Volleyball information
- Position: Middle blocker
- Current club: Chieri '76
- Number: 18

Career
| Years | Teams |
| 2009–2017 | Lilliput |
| 2017–2020 | Chieri '76 |
| 2020–2026 | Pinerolo |
| 2026- | Chieri '76 |

National team
| 2024– | Italy |

Honours
Women's volleyball
Representing Italy
FIVB World Championship
| Gold medal – first place | 2025 Thailand | Team |
FIVB Nations League
| Bronze medal – third place | 2026 Macau | Team |

= Yasmina Akrari =

Italian volleyball player (born 1993)

Yasmina Akrari (born 31 August 1993) is an Italian volleyball player who plays as a middle blocker for Pinerolo and the Italy national team.

==Career==
===Clubs===
Akrari, who was born to an Italian mother and a Moroccan father, began her career in the 2009–10 season at Lilliput of Settimo Torinese in Serie B2, a club she remained with for eight seasons, playing in Serie B1 from the 2010–11 season and in Serie A2 from the 2015–16 season.
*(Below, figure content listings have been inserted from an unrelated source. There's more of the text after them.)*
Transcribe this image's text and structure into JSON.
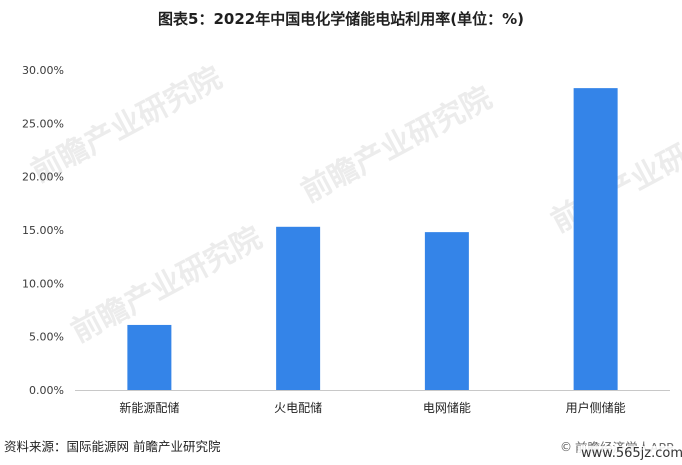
{
  "chart_data": {
    "type": "bar",
    "title": "图表5：2022年中国电化学储能电站利用率(单位：%)",
    "categories": [
      "新能源配储",
      "火电配储",
      "电网储能",
      "用户侧储能"
    ],
    "values": [
      6.1,
      15.3,
      14.8,
      28.3
    ],
    "unit": "%",
    "yticks": [
      "0.00%",
      "5.00%",
      "10.00%",
      "15.00%",
      "20.00%",
      "25.00%",
      "30.00%"
    ],
    "ylim": [
      0,
      30
    ],
    "grid": false,
    "xlabel": "",
    "ylabel": "",
    "bar_color": "#3484e8"
  },
  "footer": {
    "source": "资料来源：国际能源网 前瞻产业研究院",
    "brand": "前瞻经济学人APP",
    "site_url": "www.565jz.com"
  },
  "watermark": {
    "text": "前瞻产业研究院"
  }
}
In the 2017–18 season, Akrari was signed by Chieri '76 in Serie A2. With the Piedmontese team, at the end of the season, the team was promoted to Serie A1, a category in which she has played beginning at the 2018–19 season.

In the 2020–21 season, Akrari returned to play in the second division, moving to Pinerolo, with whom, at the end of the 2021–22 season, the team was promoted to Serie A1, where she has played, with the same club, since the 2022–23 season.

===National team===
In 2024, Akrari received her first call-ups to the Italian national team, with which, in 2025, she won the gold medal at the World Championship.